Many of the traditions like music/songs are distinguished even in modern Plains derived Pow-Wows as Northern  vs. Southern songs, drums and costumes.

E. Eastern Woodlands: [Case Study- Cherokee]

    The Eastern Woodlands is often divided into three to four different areas (Northeast, Great Lakes/Great Lakes & Prairie, Southeast). Yet CBS farming is common to the entire East (east of the Mississippi R.) while the woodland just varies from  semi-tropical cypress swamps in the south, to deciduous hardwoods in the central areas, and birch/ beech forest in the north. Conifers grow in various unique environments including Southern pine piedmonts, sandy pine barrens, and richer pine /fir in the north. The deciduous hardwoods produced some of the best temperate stands of walnut, cherry, hickory in the world, but have been virtually destroyed, even by the 1890's. Native Americans had a much bigger impact on this environment than European Americans realized and or wanted to admit. The concept in the East or anywhere in America of wilderness was and is absurd.
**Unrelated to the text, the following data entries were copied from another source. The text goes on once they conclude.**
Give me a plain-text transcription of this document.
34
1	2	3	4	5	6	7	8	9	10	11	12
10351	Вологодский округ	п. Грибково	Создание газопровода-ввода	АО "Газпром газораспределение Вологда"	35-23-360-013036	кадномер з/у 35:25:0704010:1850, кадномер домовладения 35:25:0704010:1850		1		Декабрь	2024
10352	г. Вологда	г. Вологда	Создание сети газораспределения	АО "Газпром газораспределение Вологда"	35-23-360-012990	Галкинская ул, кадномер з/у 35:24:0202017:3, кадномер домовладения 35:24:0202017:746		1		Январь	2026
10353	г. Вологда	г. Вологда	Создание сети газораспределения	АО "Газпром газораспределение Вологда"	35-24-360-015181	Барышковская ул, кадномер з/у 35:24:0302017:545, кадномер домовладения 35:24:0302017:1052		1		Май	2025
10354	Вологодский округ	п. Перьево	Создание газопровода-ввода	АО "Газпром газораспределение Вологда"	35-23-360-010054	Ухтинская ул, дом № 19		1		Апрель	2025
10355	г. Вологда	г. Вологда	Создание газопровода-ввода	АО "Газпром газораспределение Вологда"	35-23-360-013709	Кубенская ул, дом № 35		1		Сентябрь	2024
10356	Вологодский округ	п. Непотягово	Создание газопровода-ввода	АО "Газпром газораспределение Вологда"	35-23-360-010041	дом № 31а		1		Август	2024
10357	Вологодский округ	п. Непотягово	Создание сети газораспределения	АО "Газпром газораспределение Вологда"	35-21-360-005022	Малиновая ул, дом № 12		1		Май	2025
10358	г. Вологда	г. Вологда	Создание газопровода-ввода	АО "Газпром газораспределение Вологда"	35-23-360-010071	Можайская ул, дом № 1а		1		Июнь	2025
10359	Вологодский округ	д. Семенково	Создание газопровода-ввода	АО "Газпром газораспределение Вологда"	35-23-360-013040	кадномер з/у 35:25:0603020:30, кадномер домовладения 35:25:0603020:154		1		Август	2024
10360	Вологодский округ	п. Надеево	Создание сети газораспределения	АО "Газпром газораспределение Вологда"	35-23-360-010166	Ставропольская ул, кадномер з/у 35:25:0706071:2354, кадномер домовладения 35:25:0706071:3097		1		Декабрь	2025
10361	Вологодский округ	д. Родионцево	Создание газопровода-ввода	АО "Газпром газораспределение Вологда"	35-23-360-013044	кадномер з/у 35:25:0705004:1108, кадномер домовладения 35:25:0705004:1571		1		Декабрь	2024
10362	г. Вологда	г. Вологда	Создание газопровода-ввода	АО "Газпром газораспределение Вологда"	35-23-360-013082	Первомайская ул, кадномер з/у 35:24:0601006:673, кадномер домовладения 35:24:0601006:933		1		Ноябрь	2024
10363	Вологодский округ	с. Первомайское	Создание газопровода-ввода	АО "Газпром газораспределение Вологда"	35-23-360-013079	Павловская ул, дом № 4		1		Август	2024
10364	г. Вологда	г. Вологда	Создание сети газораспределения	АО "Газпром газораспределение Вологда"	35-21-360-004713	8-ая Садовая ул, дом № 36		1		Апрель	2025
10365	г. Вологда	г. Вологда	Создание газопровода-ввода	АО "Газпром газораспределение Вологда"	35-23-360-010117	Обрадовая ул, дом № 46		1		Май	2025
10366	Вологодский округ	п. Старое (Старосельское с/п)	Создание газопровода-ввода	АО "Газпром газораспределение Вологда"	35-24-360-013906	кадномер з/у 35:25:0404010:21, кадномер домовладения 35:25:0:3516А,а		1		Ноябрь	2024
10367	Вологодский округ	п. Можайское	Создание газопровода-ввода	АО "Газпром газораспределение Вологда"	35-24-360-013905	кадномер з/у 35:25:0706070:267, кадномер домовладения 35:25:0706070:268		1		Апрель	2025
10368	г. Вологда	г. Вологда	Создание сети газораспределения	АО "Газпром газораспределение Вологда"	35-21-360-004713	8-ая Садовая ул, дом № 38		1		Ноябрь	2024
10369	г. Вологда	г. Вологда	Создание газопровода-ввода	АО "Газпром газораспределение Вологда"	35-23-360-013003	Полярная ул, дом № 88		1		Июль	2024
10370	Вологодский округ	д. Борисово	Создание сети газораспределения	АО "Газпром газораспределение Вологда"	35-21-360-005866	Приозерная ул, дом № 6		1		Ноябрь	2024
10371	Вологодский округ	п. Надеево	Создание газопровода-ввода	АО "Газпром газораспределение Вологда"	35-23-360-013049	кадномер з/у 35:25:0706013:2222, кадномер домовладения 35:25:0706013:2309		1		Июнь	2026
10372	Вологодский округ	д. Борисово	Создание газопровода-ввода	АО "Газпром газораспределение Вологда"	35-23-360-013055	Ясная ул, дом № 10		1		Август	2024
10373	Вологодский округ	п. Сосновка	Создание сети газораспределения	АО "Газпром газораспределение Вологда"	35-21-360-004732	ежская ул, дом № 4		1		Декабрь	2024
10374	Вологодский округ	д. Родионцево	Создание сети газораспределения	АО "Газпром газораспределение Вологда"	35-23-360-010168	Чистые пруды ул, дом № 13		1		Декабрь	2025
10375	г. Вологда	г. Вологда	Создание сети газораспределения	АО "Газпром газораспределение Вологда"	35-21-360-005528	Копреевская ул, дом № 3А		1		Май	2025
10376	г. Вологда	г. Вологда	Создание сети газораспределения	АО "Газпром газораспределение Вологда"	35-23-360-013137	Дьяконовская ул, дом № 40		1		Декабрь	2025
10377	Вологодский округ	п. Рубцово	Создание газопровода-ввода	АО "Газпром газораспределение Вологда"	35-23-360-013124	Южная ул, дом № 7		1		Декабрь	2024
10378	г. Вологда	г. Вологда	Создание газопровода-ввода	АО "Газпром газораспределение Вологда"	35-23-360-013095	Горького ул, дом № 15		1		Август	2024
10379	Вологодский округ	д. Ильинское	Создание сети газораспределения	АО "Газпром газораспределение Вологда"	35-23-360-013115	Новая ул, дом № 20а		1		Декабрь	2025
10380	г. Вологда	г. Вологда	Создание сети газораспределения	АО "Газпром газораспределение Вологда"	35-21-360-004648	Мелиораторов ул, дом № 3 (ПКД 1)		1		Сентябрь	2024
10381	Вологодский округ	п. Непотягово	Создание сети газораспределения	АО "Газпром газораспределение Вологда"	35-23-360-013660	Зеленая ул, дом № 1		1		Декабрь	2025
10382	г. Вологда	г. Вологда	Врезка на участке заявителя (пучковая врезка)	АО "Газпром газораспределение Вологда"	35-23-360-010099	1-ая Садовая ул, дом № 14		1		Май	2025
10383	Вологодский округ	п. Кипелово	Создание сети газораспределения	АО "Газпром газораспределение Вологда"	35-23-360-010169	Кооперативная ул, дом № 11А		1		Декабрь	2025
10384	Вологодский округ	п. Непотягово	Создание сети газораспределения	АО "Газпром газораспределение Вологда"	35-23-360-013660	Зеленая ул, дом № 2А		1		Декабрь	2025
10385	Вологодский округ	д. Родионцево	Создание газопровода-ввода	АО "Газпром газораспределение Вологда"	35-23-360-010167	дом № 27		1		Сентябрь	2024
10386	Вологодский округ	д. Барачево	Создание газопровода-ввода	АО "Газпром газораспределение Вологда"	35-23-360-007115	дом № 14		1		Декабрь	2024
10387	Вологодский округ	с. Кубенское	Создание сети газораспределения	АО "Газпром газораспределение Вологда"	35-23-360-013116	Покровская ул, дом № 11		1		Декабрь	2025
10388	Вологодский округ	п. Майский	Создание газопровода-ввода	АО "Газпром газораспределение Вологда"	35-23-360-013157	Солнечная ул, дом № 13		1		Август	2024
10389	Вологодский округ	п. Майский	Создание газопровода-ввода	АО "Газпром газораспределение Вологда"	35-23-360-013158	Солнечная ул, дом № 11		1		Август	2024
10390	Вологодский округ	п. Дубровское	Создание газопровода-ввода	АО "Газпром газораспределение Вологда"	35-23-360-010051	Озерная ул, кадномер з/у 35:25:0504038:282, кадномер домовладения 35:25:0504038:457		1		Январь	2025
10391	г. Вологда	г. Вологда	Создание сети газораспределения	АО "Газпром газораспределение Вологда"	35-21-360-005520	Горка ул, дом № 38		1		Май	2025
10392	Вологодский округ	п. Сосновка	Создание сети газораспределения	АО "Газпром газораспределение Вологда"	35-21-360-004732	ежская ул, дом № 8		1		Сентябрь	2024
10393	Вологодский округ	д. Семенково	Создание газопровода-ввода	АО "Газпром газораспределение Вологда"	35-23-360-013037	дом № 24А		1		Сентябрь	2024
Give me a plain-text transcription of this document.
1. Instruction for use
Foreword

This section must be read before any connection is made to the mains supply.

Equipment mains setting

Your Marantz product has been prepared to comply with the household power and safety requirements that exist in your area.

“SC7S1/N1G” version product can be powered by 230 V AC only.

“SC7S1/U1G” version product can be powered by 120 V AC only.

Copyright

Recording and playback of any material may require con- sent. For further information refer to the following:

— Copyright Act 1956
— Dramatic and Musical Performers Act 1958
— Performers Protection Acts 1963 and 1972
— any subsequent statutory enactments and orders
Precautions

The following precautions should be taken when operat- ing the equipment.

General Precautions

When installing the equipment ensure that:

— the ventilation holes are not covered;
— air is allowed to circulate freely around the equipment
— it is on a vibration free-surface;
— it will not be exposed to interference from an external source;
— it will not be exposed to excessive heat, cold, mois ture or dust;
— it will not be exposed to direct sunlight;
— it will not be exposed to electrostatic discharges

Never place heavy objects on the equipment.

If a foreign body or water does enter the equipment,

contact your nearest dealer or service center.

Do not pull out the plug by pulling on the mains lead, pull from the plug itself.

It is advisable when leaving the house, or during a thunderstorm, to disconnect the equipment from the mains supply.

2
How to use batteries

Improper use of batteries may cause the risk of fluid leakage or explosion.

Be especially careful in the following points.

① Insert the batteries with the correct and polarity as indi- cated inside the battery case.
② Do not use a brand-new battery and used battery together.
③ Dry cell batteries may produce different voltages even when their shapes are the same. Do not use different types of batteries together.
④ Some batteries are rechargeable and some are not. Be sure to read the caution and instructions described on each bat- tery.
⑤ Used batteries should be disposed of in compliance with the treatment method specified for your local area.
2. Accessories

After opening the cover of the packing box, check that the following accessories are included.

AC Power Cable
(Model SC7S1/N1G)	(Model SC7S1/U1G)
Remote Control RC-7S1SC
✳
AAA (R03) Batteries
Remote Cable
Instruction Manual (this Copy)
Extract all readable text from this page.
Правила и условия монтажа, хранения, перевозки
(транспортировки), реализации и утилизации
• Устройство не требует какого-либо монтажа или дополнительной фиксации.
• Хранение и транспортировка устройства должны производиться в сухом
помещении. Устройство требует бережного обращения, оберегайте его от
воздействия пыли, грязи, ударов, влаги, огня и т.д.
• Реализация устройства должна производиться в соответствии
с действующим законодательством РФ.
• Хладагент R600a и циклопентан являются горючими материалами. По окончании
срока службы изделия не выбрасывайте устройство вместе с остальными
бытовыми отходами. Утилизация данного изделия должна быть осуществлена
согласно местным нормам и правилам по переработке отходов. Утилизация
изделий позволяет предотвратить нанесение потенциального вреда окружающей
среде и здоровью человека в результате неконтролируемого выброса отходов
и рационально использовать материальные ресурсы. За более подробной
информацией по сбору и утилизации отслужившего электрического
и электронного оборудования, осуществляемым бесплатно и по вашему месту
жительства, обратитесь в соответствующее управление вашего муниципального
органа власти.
We now know that Native American populations in the Eastern Woodlands were far greater than early projections.

     The CBS farming groups of the Eastern Woodlands were divided into two linguistic groups: Macro-Algonkian; and Macro-Siouan. The Macro-Algonkians were earliest, but it is not clear how long the Macro-Siouans were in the East and from where they came.

Since European Americans (especially the English) occupied the East longest, many traditions like hominey are derived from eastern Woodland cultures.